Philippe Dauman’s ego may have been bruised this year when his effort to keep the top job at Viacom failed. But his bank account wasn’t.

He saw $93 million in compensation for the fiscal year that ended in September, the company says in a proxy just filed at the SEC. The package included $3.6 million in salary, $13.8 million in stock awards, $7.5 million in option awards, $9.7 million in non-equity incentives, and $58.4 million in other compensation — which includes the previously disclosed termination benefits.

Dauman’s pay for the work he did was pro-rated to August 18 when he left. His 2015 package totaled $54.2 million.

Viacom will hold its annual shareholders’ meeting on February 6 at the corporate headquarters in New York. These are usually uneventful given that Sumner and Shari Redstone’s National Amusements controls about 80% of the voting shares.

But after that meeting, Sumner Redstone — who’s Chairman Emeritus — will “continue to participate in meetings of the Board in a non-voting role.” Dauman challenged the 93-year-old’s competence as part of his campaign to block Redstone’s decision to oust the then-CEO.

Viacom paid Redstone $1.3 million for his work as Chairman until May 20, when he stepped down.

The company issued a statement saying that it’s “indebted” to Redstone “for his decades of extraordinary leadership” and “grateful for his continued dedication to the company and his contributions as Chairman Emeritus.”

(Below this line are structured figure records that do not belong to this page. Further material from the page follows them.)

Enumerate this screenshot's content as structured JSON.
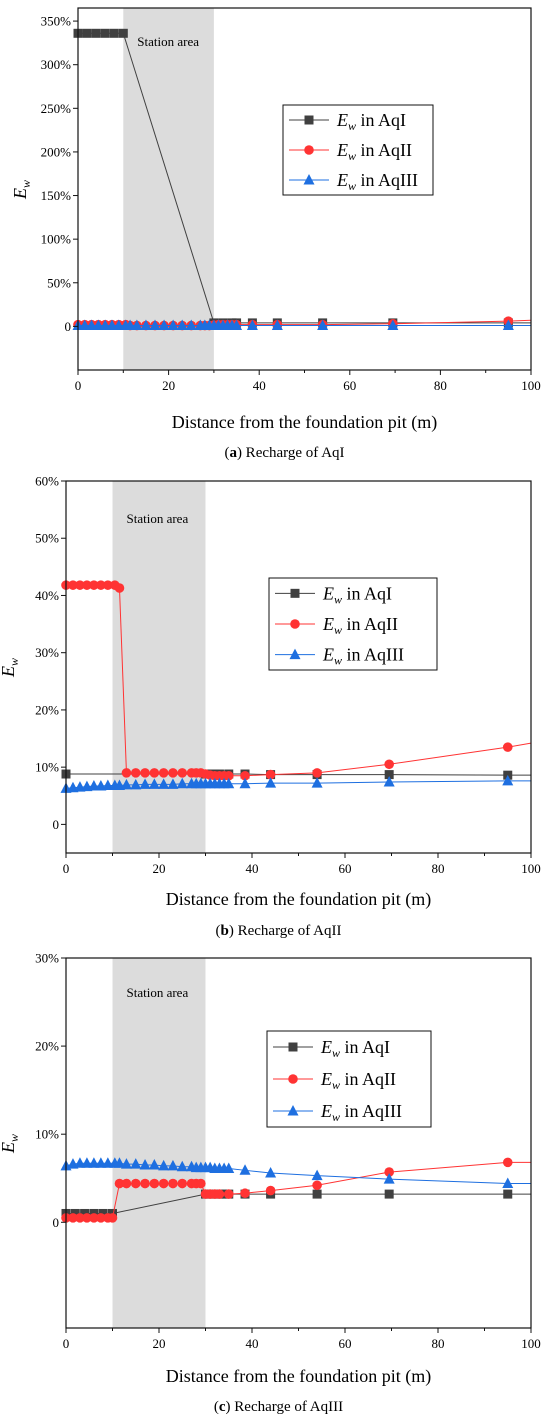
{
  "colors": {
    "aqI": "#404040",
    "aqII": "#ff3333",
    "aqIII": "#1e6fe0",
    "station": "#dcdcdc",
    "axis": "#111111"
  },
  "chart_data": [
    {
      "type": "line",
      "caption_label": "(a)",
      "caption_text": "Recharge of AqI",
      "station_label": "Station area",
      "station_range": [
        10,
        30
      ],
      "xlabel": "Distance from the foundation pit (m)",
      "ylabel_main": "E",
      "ylabel_sub": "w",
      "xlim": [
        0,
        100
      ],
      "ylim": [
        -50,
        365
      ],
      "xticks": [
        "0",
        "20",
        "40",
        "60",
        "80",
        "100"
      ],
      "yticks": [
        {
          "v": 0,
          "l": "0"
        },
        {
          "v": 50,
          "l": "50%"
        },
        {
          "v": 100,
          "l": "100%"
        },
        {
          "v": 150,
          "l": "150%"
        },
        {
          "v": 200,
          "l": "200%"
        },
        {
          "v": 250,
          "l": "250%"
        },
        {
          "v": 300,
          "l": "300%"
        },
        {
          "v": 350,
          "l": "350%"
        }
      ],
      "legend_position": "upper-right",
      "series": [
        {
          "name": "AqI",
          "marker": "square",
          "x": [
            0,
            2,
            4,
            6,
            8,
            10,
            30,
            32,
            34,
            35,
            38.5,
            44,
            54,
            69.5,
            95,
            100
          ],
          "y": [
            336,
            336,
            336,
            336,
            336,
            336,
            4,
            4,
            4,
            4,
            4,
            4,
            4,
            4,
            4,
            4
          ]
        },
        {
          "name": "AqII",
          "marker": "circle",
          "x": [
            0,
            1.5,
            3,
            4.5,
            6,
            7.5,
            9,
            10.5,
            11.5,
            13,
            15,
            17,
            19,
            21,
            23,
            25,
            27,
            28,
            29,
            30,
            31,
            32,
            33,
            34,
            35,
            38.5,
            44,
            54,
            69.5,
            95,
            100
          ],
          "y": [
            2,
            2,
            2,
            2,
            2,
            2,
            2,
            2,
            1,
            1,
            1,
            1,
            1,
            1,
            1,
            1,
            1,
            1,
            1,
            1.5,
            2,
            2,
            2,
            2,
            2,
            2,
            2,
            2,
            3,
            6,
            7
          ]
        },
        {
          "name": "AqIII",
          "marker": "triangle",
          "x": [
            0,
            1.5,
            3,
            4.5,
            6,
            7.5,
            9,
            10.5,
            11.5,
            13,
            15,
            17,
            19,
            21,
            23,
            25,
            27,
            28,
            29,
            30,
            31,
            32,
            33,
            34,
            35,
            38.5,
            44,
            54,
            69.5,
            95,
            100
          ],
          "y": [
            1,
            1,
            1,
            1,
            1,
            1,
            1,
            1,
            1,
            1,
            1,
            1,
            1,
            1,
            1,
            1,
            1,
            1,
            1,
            1,
            1,
            1,
            1,
            1,
            1,
            1,
            1,
            1,
            1,
            1,
            1
          ]
        }
      ]
    },
    {
      "type": "line",
      "caption_label": "(b)",
      "caption_text": "Recharge of AqII",
      "station_label": "Station area",
      "station_range": [
        10,
        30
      ],
      "xlabel": "Distance from the foundation pit (m)",
      "ylabel_main": "E",
      "ylabel_sub": "w",
      "xlim": [
        0,
        100
      ],
      "ylim": [
        -5,
        60
      ],
      "xticks": [
        "0",
        "20",
        "40",
        "60",
        "80",
        "100"
      ],
      "yticks": [
        {
          "v": 0,
          "l": "0"
        },
        {
          "v": 10,
          "l": "10%"
        },
        {
          "v": 20,
          "l": "20%"
        },
        {
          "v": 30,
          "l": "30%"
        },
        {
          "v": 40,
          "l": "40%"
        },
        {
          "v": 50,
          "l": "50%"
        },
        {
          "v": 60,
          "l": "60%"
        }
      ],
      "legend_position": "upper-right",
      "series": [
        {
          "name": "AqI",
          "marker": "square",
          "x": [
            0,
            30,
            31,
            32,
            33,
            35,
            38.5,
            44,
            54,
            69.5,
            95,
            100
          ],
          "y": [
            8.8,
            8.8,
            8.8,
            8.8,
            8.8,
            8.8,
            8.8,
            8.7,
            8.7,
            8.7,
            8.6,
            8.6
          ]
        },
        {
          "name": "AqII",
          "marker": "circle",
          "x": [
            0,
            1.5,
            3,
            4.5,
            6,
            7.5,
            9,
            10.5,
            11.5,
            13,
            15,
            17,
            19,
            21,
            23,
            25,
            27,
            28,
            29,
            30,
            31,
            32,
            33,
            34,
            35,
            38.5,
            44,
            54,
            69.5,
            95,
            100
          ],
          "y": [
            41.8,
            41.8,
            41.8,
            41.8,
            41.8,
            41.8,
            41.8,
            41.8,
            41.3,
            9,
            9,
            9,
            9,
            9,
            9,
            9,
            9,
            9,
            9,
            8.8,
            8.6,
            8.5,
            8.5,
            8.5,
            8.5,
            8.5,
            8.7,
            9,
            10.5,
            13.5,
            14.2
          ]
        },
        {
          "name": "AqIII",
          "marker": "triangle",
          "x": [
            0,
            1.5,
            3,
            4.5,
            6,
            7.5,
            9,
            10.5,
            11.5,
            13,
            15,
            17,
            19,
            21,
            23,
            25,
            27,
            28,
            29,
            30,
            31,
            32,
            33,
            34,
            35,
            38.5,
            44,
            54,
            69.5,
            95,
            100
          ],
          "y": [
            6.3,
            6.4,
            6.5,
            6.6,
            6.7,
            6.7,
            6.8,
            6.8,
            6.8,
            6.9,
            6.9,
            7,
            7,
            7,
            7,
            7.1,
            7.1,
            7.1,
            7.1,
            7.1,
            7.1,
            7.1,
            7.1,
            7.1,
            7.1,
            7.1,
            7.2,
            7.2,
            7.4,
            7.6,
            7.6
          ]
        }
      ]
    },
    {
      "type": "line",
      "caption_label": "(c)",
      "caption_text": "Recharge of AqIII",
      "station_label": "Station area",
      "station_range": [
        10,
        30
      ],
      "xlabel": "Distance from the foundation pit (m)",
      "ylabel_main": "E",
      "ylabel_sub": "w",
      "xlim": [
        0,
        100
      ],
      "ylim": [
        -12,
        30
      ],
      "xticks": [
        "0",
        "20",
        "40",
        "60",
        "80",
        "100"
      ],
      "yticks": [
        {
          "v": 0,
          "l": "0"
        },
        {
          "v": 10,
          "l": "10%"
        },
        {
          "v": 20,
          "l": "20%"
        },
        {
          "v": 30,
          "l": "30%"
        }
      ],
      "legend_position": "upper-right",
      "series": [
        {
          "name": "AqI",
          "marker": "square",
          "x": [
            0,
            2,
            4,
            6,
            8,
            10,
            30,
            31,
            32,
            33,
            34,
            35,
            38.5,
            44,
            54,
            69.5,
            95,
            100
          ],
          "y": [
            1,
            1,
            1,
            1,
            1,
            1,
            3.2,
            3.2,
            3.2,
            3.2,
            3.2,
            3.2,
            3.2,
            3.2,
            3.2,
            3.2,
            3.2,
            3.2
          ]
        },
        {
          "name": "AqII",
          "marker": "circle",
          "x": [
            0,
            1.5,
            3,
            4.5,
            6,
            7.5,
            9,
            10,
            11.5,
            13,
            15,
            17,
            19,
            21,
            23,
            25,
            27,
            28,
            29,
            30,
            31,
            32,
            33,
            35,
            38.5,
            44,
            54,
            69.5,
            95,
            100
          ],
          "y": [
            0.5,
            0.5,
            0.5,
            0.5,
            0.5,
            0.5,
            0.5,
            0.5,
            4.4,
            4.4,
            4.4,
            4.4,
            4.4,
            4.4,
            4.4,
            4.4,
            4.4,
            4.4,
            4.4,
            3.2,
            3.2,
            3.2,
            3.2,
            3.2,
            3.3,
            3.6,
            4.2,
            5.7,
            6.8,
            6.8
          ]
        },
        {
          "name": "AqIII",
          "marker": "triangle",
          "x": [
            0,
            1.5,
            3,
            4.5,
            6,
            7.5,
            9,
            10.5,
            11.5,
            13,
            15,
            17,
            19,
            21,
            23,
            25,
            27,
            28,
            29,
            30,
            31,
            32,
            33,
            34,
            35,
            38.5,
            44,
            54,
            69.5,
            95,
            100
          ],
          "y": [
            6.4,
            6.6,
            6.7,
            6.7,
            6.7,
            6.7,
            6.7,
            6.7,
            6.7,
            6.6,
            6.6,
            6.5,
            6.5,
            6.4,
            6.4,
            6.3,
            6.3,
            6.2,
            6.2,
            6.2,
            6.2,
            6.1,
            6.1,
            6.1,
            6.1,
            5.9,
            5.6,
            5.3,
            4.9,
            4.4,
            4.4
          ]
        }
      ]
    }
  ]
}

The board’s less charitable assessment of Dauman’s performance is evident in at least one number: His $9.7 million bonus was less than half of the $20 million target.

Still, the former CEO benefited from terms of a 2015 contract renewal designed to keep him on board to the end of 2018. It included performance related stock units that the proxy says were designed to “motivate his performance in the long-term interests of the company.” The vesting of that award “was accelerated upon Mr. Dauman’s separation from Viacom,” the document says.

His departure was deemed to have been a termination without “cause,” entitling him to the maximum payout. That included three times his base salary and target bonus, with adjustments for the time left on his contract.

The board’s Compensation Committee says that Viacom “managed through a challenging period of uncertainty and transition with mixed results” in the fiscal year — a period when Viacom’s stock price fell 12.5%.

Viacom execs benefited from the committee’s discretionary decision to increase short term incentive pools “to stabilize and engage employees given the uniquely challenging environment of uncertainty and transition during the year.”

Tom Dooley, who was COO until August 18 when he temporarily replaced Dauman as CEO, made $27.9 million in the fiscal year, down 5% from 2015. That does not include the $58.2 million exit fee awarded after the end of the fiscal year.

The board credits him with providing “strategic leadership and management for our company during a uniquely challenging time of uncertainty and transition.”

The Compensation Committee was chaired by former Discovery Communications CEO Judith McHale, who joined the board in August as part of the Redstone’s effort to wrest control from Dauman. She was joined by Eversource Energy Chairman Thomas May, another newcomer who also chairs the Viacom board; Inside Edition anchor Deborah Norville, who has been on the board since 2013; and former Sony Entertainment President Nicole Seligman, a newcomer.

Former Leadership for International Finance CEO Blythe McGarvie also was on the committee, but is not up for re-election to the board.

After the shareholder meeting, the board will consist of 10 members, down from the current 15. Others leaving: Dauman allies George Abrams and Frederic Salerno, and William Schwarz.